When we add these two equations, the x terms cancel:

\((2x - 2x) + (3y + 2y) = 1 - 6\

which simplifies to:

5y = -5

From this, we can solve for y:

y = -1

To find x, we can substitute y back into one of the original equations. However, the focus here is on the elimination process rather than fully solving the system.

Alternatively, we could choose to eliminate y instead. In this case, we notice that the coefficients of y in the two equations are 3 and -1, which are already opposites. We can multiply the second equation by 3:

Multiplying the second equation by 3 gives:

3(x - y) = 3(3)

which simplifies to:

3x - 3y = 9

Now, the system looks like this:

1. \(2x + 3y = 1\)

2. \(3x - 3y = 9\)

Adding these equations results in the y terms canceling out:

\((2x + 3x) + (3y - 3y) = 1 + 9\

which simplifies to:

5x = 10

From this, we can solve for x:

x = 2

Substituting x back into one of the original equations will yield the value of y, confirming that both methods lead to valid solutions. This flexibility in approach highlights the versatility of solving systems of equations through elimination.

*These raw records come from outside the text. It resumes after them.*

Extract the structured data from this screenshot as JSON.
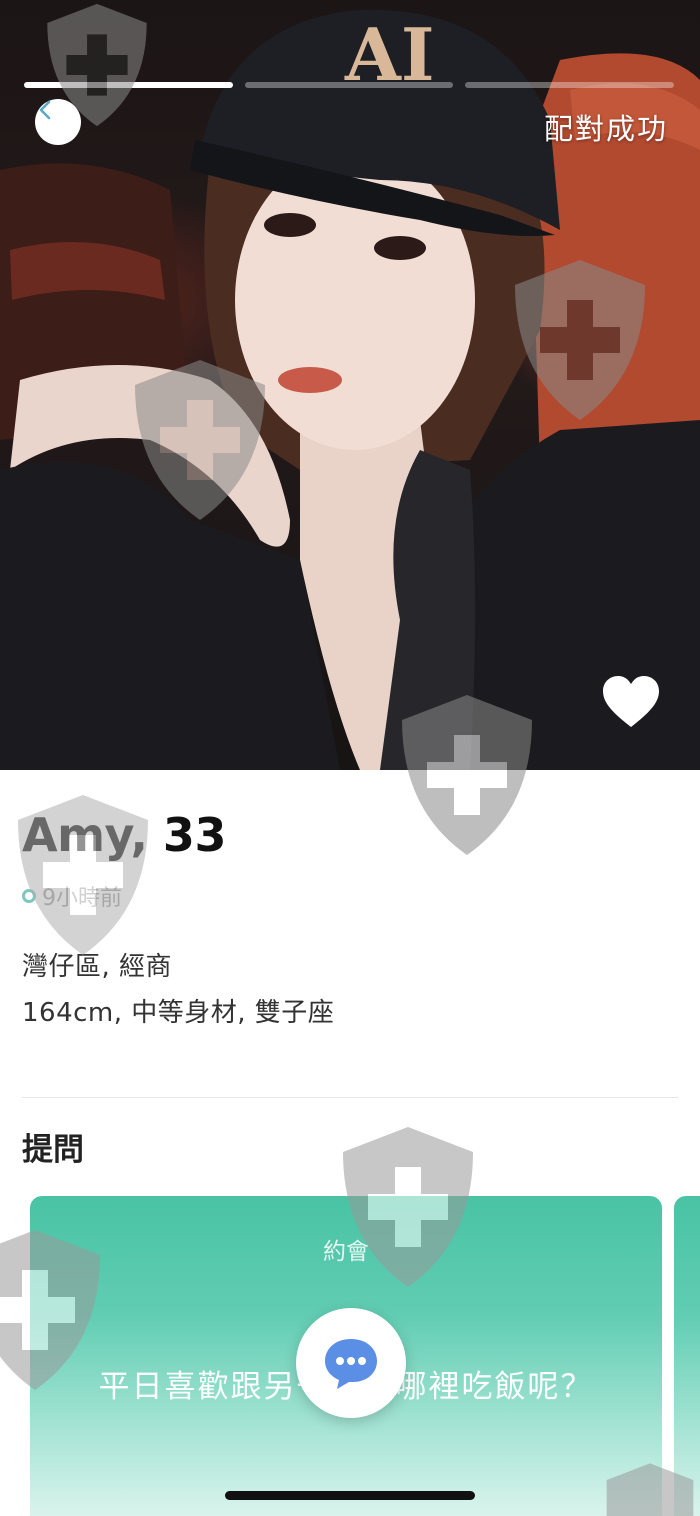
{
  "photo": {
    "match_status": "配對成功",
    "progress_segments": 3,
    "progress_active_index": 0
  },
  "profile": {
    "name_age": "Amy, 33",
    "last_active": "9小時前",
    "location_job": "灣仔區, 經商",
    "details": "164cm, 中等身材, 雙子座"
  },
  "questions": {
    "section_title": "提問",
    "card": {
      "tag": "約會",
      "text": "平日喜歡跟另一半去哪裡吃飯呢？"
    }
  },
  "colors": {
    "accent_teal": "#49c3a4",
    "online_dot": "#7cc8c0",
    "chat_bubble": "#5b8fe6"
  },
  "icons": {
    "back": "chevron-left-icon",
    "like": "heart-icon",
    "chat": "chat-bubble-icon",
    "watermark": "shield-cross-icon"
  }
}
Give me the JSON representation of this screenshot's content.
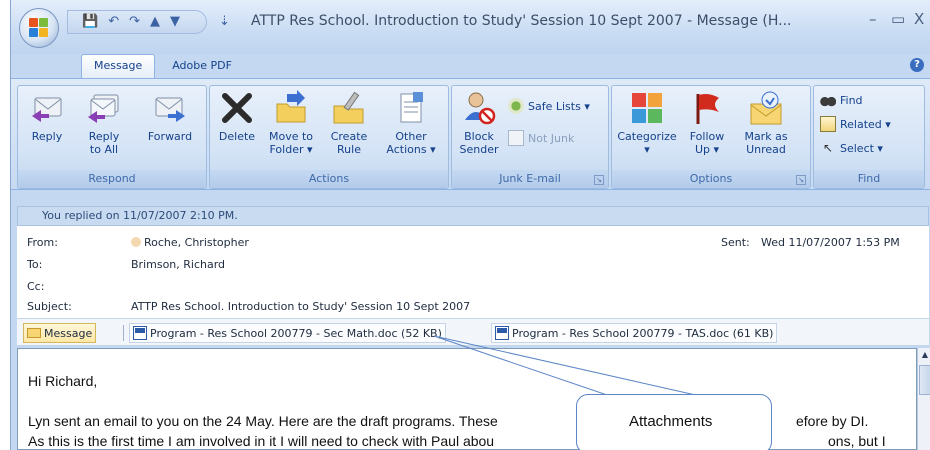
{
  "window": {
    "title": "ATTP Res School. Introduction to Study' Session 10 Sept 2007 - Message (H...",
    "minimize": "–",
    "maximize": "▭",
    "close": "X"
  },
  "quick_access": {
    "save": "💾",
    "undo": "↶",
    "redo": "↷",
    "up": "▲",
    "down": "▼",
    "customize": "⇣"
  },
  "tabs": [
    {
      "label": "Message"
    },
    {
      "label": "Adobe PDF"
    }
  ],
  "help": "?",
  "ribbon": {
    "respond": {
      "label": "Respond",
      "buttons": [
        {
          "label": "Reply"
        },
        {
          "label": "Reply\nto All"
        },
        {
          "label": "Forward"
        }
      ]
    },
    "actions": {
      "label": "Actions",
      "buttons": [
        {
          "label": "Delete"
        },
        {
          "label": "Move to\nFolder ▾"
        },
        {
          "label": "Create\nRule"
        },
        {
          "label": "Other\nActions ▾"
        }
      ]
    },
    "junk": {
      "label": "Junk E-mail",
      "block": "Block\nSender",
      "safe_lists": "Safe Lists ▾",
      "not_junk": "Not Junk"
    },
    "options": {
      "label": "Options",
      "buttons": [
        {
          "label": "Categorize\n▾"
        },
        {
          "label": "Follow\nUp ▾"
        },
        {
          "label": "Mark as\nUnread"
        }
      ]
    },
    "find": {
      "label": "Find",
      "find": "Find",
      "related": "Related ▾",
      "select": "Select ▾"
    }
  },
  "info_bar": "You replied on 11/07/2007 2:10 PM.",
  "header": {
    "from_label": "From:",
    "from_value": "Roche, Christopher",
    "sent_label": "Sent:",
    "sent_value": "Wed 11/07/2007 1:53 PM",
    "to_label": "To:",
    "to_value": "Brimson, Richard",
    "cc_label": "Cc:",
    "cc_value": "",
    "subject_label": "Subject:",
    "subject_value": "ATTP Res School. Introduction to Study' Session 10 Sept 2007"
  },
  "attachments": {
    "message_label": "Message",
    "files": [
      {
        "label": "Program - Res School 200779 - Sec Math.doc (52 KB)"
      },
      {
        "label": "Program - Res School 200779 - TAS.doc (61 KB)"
      }
    ]
  },
  "body": {
    "greeting": "Hi Richard,",
    "line1": "Lyn sent an email to you on the 24 May. Here are the draft programs. These",
    "line1_tail": "efore by DI.",
    "line2": "As this is the first time I am involved in it I will need to check with Paul abou",
    "line2_tail": "ons, but I"
  },
  "callout": {
    "text": "Attachments"
  }
}
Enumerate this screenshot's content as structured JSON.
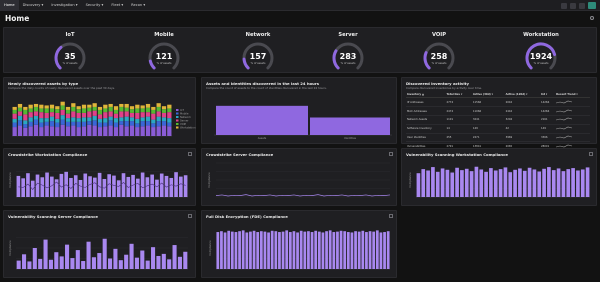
{
  "nav": {
    "items": [
      "Home",
      "Discovery ▾",
      "Investigation ▾",
      "Security ▾",
      "Fleet ▾",
      "Recon ▾"
    ]
  },
  "page": {
    "title": "Home"
  },
  "gauges": [
    {
      "label": "IoT",
      "value": "35",
      "sub": "% of assets",
      "fraction": 0.35
    },
    {
      "label": "Mobile",
      "value": "121",
      "sub": "% of assets",
      "fraction": 0.12
    },
    {
      "label": "Network",
      "value": "157",
      "sub": "% of assets",
      "fraction": 0.15
    },
    {
      "label": "Server",
      "value": "283",
      "sub": "% of assets",
      "fraction": 0.28
    },
    {
      "label": "VOIP",
      "value": "258",
      "sub": "% of assets",
      "fraction": 0.25
    },
    {
      "label": "Workstation",
      "value": "1924",
      "sub": "% of assets",
      "fraction": 0.78
    }
  ],
  "panels": {
    "newly_discovered": {
      "title": "Newly discovered assets by type",
      "subtitle": "Compare the daily counts of newly discovered assets over the past 30 days."
    },
    "assets_24h": {
      "title": "Assets and Identities discovered in the last 24 hours",
      "subtitle": "Compare the count of assets to the count of identities discovered in the last 24 hours."
    },
    "inventory": {
      "title": "Discovered inventory activity",
      "subtitle": "Compare discovered inventories by activity over time."
    },
    "crowdstrike_ws": {
      "title": "Crowdstrike Workstation Compliance"
    },
    "crowdstrike_server": {
      "title": "Crowdstrike Server Compliance"
    },
    "vuln_ws": {
      "title": "Vulnerability Scanning Workstation Compliance"
    },
    "vuln_server": {
      "title": "Vulnerability Scanning Server Compliance"
    },
    "fde": {
      "title": "Full Disk Encryption (FDE) Compliance"
    }
  },
  "inventory_table": {
    "headers": [
      "Inventory ▲",
      "Total Dev ▾",
      "Active (30d) ▾",
      "Active (120d) ▾",
      "Int ▾",
      "Recent Trend ▾"
    ],
    "rows": [
      [
        "IP Addresses",
        "2774",
        "11566",
        "2016",
        "14266",
        ""
      ],
      [
        "MAC Addresses",
        "2474",
        "11066",
        "2416",
        "14266",
        ""
      ],
      [
        "Network Assets",
        "1101",
        "3241",
        "3204",
        "2161",
        ""
      ],
      [
        "Software Inventory",
        "14",
        "149",
        "42",
        "149",
        ""
      ],
      [
        "User Identities",
        "255",
        "2471",
        "3969",
        "3366",
        ""
      ],
      [
        "Vulnerabilities",
        "2791",
        "13841",
        "2065",
        "28001",
        ""
      ]
    ]
  },
  "chart_data": [
    {
      "type": "bar",
      "title": "Newly discovered assets by type",
      "stacked": true,
      "categories": [
        "1",
        "2",
        "3",
        "4",
        "5",
        "6",
        "7",
        "8",
        "9",
        "10",
        "11",
        "12",
        "13",
        "14",
        "15",
        "16",
        "17",
        "18",
        "19",
        "20",
        "21",
        "22",
        "23",
        "24",
        "25",
        "26",
        "27",
        "28",
        "29",
        "30"
      ],
      "series": [
        {
          "name": "IoT",
          "color": "#8a5cd6",
          "values": [
            12,
            14,
            11,
            13,
            15,
            12,
            14,
            13,
            12,
            15,
            13,
            14,
            12,
            13,
            15,
            14,
            12,
            13,
            14,
            12,
            15,
            13,
            14,
            12,
            13,
            14,
            12,
            13,
            14,
            13
          ]
        },
        {
          "name": "Mobile",
          "color": "#3a66d6",
          "values": [
            6,
            7,
            5,
            6,
            7,
            6,
            5,
            7,
            6,
            7,
            6,
            5,
            7,
            6,
            5,
            7,
            6,
            5,
            7,
            6,
            5,
            7,
            6,
            5,
            7,
            6,
            5,
            7,
            6,
            5
          ]
        },
        {
          "name": "Network",
          "color": "#2ba7c2",
          "values": [
            5,
            6,
            5,
            6,
            5,
            6,
            5,
            6,
            5,
            6,
            5,
            6,
            5,
            6,
            5,
            6,
            5,
            6,
            5,
            6,
            5,
            6,
            5,
            6,
            5,
            6,
            5,
            6,
            5,
            6
          ]
        },
        {
          "name": "Server",
          "color": "#e0408a",
          "values": [
            7,
            6,
            8,
            7,
            6,
            8,
            7,
            6,
            8,
            7,
            6,
            8,
            7,
            6,
            8,
            7,
            6,
            8,
            7,
            6,
            8,
            7,
            6,
            8,
            7,
            6,
            8,
            7,
            6,
            8
          ]
        },
        {
          "name": "VOIP",
          "color": "#55b832",
          "values": [
            5,
            5,
            6,
            5,
            6,
            5,
            6,
            5,
            5,
            6,
            5,
            6,
            5,
            6,
            5,
            5,
            6,
            5,
            6,
            5,
            6,
            5,
            5,
            6,
            5,
            6,
            5,
            6,
            5,
            5
          ]
        },
        {
          "name": "Workstation",
          "color": "#e0b53a",
          "values": [
            4,
            5,
            4,
            5,
            4,
            5,
            4,
            5,
            4,
            5,
            4,
            5,
            4,
            5,
            4,
            5,
            4,
            5,
            4,
            5,
            4,
            5,
            4,
            5,
            4,
            5,
            4,
            5,
            4,
            5
          ]
        }
      ]
    },
    {
      "type": "bar",
      "title": "Assets and Identities discovered in the last 24 hours",
      "categories": [
        "Assets",
        "Identities"
      ],
      "values": [
        100,
        60
      ],
      "ylim": [
        0,
        120
      ]
    },
    {
      "type": "bar",
      "title": "Crowdstrike Workstation Compliance",
      "ylabel": "Compliance",
      "values": [
        62,
        55,
        70,
        48,
        66,
        58,
        72,
        60,
        52,
        68,
        74,
        56,
        64,
        50,
        69,
        61,
        57,
        71,
        53,
        67,
        63,
        49,
        70,
        59,
        65,
        54,
        72,
        58,
        66,
        51,
        69,
        62,
        56,
        73,
        60,
        64
      ],
      "line": [
        30,
        28,
        38,
        22,
        41,
        35,
        27,
        33,
        44,
        29,
        36,
        25,
        40,
        32,
        28,
        37,
        42,
        30,
        26,
        39,
        34,
        31,
        43,
        28,
        35,
        40,
        27,
        33,
        38,
        30,
        41,
        29,
        36,
        32,
        39,
        34
      ],
      "ylim": [
        0,
        100
      ]
    },
    {
      "type": "line",
      "title": "Crowdstrike Server Compliance",
      "ylabel": "Compliance",
      "values": [
        4,
        6,
        3,
        5,
        4,
        7,
        3,
        5,
        4,
        6,
        3,
        5,
        4,
        6,
        3,
        5,
        4,
        7,
        3,
        5,
        4,
        6,
        3,
        5,
        4,
        6,
        3,
        5,
        4,
        6
      ],
      "ylim": [
        0,
        100
      ]
    },
    {
      "type": "bar",
      "title": "Vulnerability Scanning Workstation Compliance",
      "ylabel": "Compliance",
      "values": [
        70,
        82,
        78,
        88,
        74,
        84,
        80,
        72,
        86,
        79,
        83,
        76,
        89,
        81,
        74,
        85,
        78,
        82,
        87,
        73,
        80,
        84,
        77,
        86,
        81,
        75,
        83,
        88,
        79,
        84,
        76,
        82,
        85,
        78,
        81,
        87
      ],
      "ylim": [
        0,
        100
      ]
    },
    {
      "type": "bar",
      "title": "Vulnerability Scanning Server Compliance",
      "ylabel": "Compliance",
      "values": [
        20,
        35,
        18,
        50,
        24,
        70,
        22,
        40,
        30,
        58,
        26,
        45,
        19,
        65,
        28,
        38,
        72,
        25,
        48,
        21,
        34,
        60,
        27,
        44,
        20,
        52,
        31,
        36,
        23,
        57,
        29,
        41
      ],
      "ylim": [
        0,
        100
      ]
    },
    {
      "type": "bar",
      "title": "Full Disk Encryption (FDE) Compliance",
      "ylabel": "Compliance",
      "values": [
        88,
        90,
        87,
        91,
        89,
        88,
        90,
        92,
        87,
        89,
        91,
        88,
        90,
        89,
        87,
        91,
        90,
        88,
        89,
        92,
        88,
        90,
        87,
        91,
        89,
        90,
        88,
        91,
        89,
        87,
        90,
        92,
        88,
        89,
        91,
        90,
        88,
        87,
        90,
        89,
        91,
        88,
        90,
        89,
        92,
        87,
        88,
        90
      ],
      "ylim": [
        0,
        100
      ]
    }
  ]
}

To solve a system of equations using the elimination method, we often need to manipulate the equations to facilitate the cancellation of one variable. Consider the equations:

1. \(5x + 3y = 10\)

2. \(-7x + 5y = 15\)

First, we analyze the coefficients of \(x\) and \(y\) to determine a suitable multiplication strategy. The coefficients \(5\) and \(-7\) are neither equal nor factors of each other, and they do not have opposite signs that would allow for immediate cancellation. Therefore, we can use a systematic approach by multiplying each equation by the coefficient of the other equation's variable.

In this case, we can multiply the first equation by \(7\) and the second equation by \(5\). This gives us:

Multiplying the first equation by \(7\):

\(7(5x + 3y) = 7(10)\)

Resulting in: \(35x + 21y = 70\)

Multiplying the second equation by \(5\):

\(5(-7x + 5y) = 5(15)\)

Resulting in: \(-35x + 25y = 75\)

Now we have the modified system:

1. \(35x + 21y = 70\)

2. \(-35x + 25y = 75\)

Next, we add these two equations together. The \(x\) coefficients cancel out:

\((35x - 35x) + (21y + 25y) = 70 + 75\)

This simplifies to:

\(46y = 145\)

To find \(y\), we divide both sides by \(46\):

\(y = \frac{145}{46}\)

Although this value for \(y\) is not a whole number, it is still valid. We can then substitute this value back into one of the original equations to solve for \(x\).

This method of multiplying equations by the coefficients of the other equation's variables is a reliable strategy for achieving cancellation and solving systems of linear equations effectively.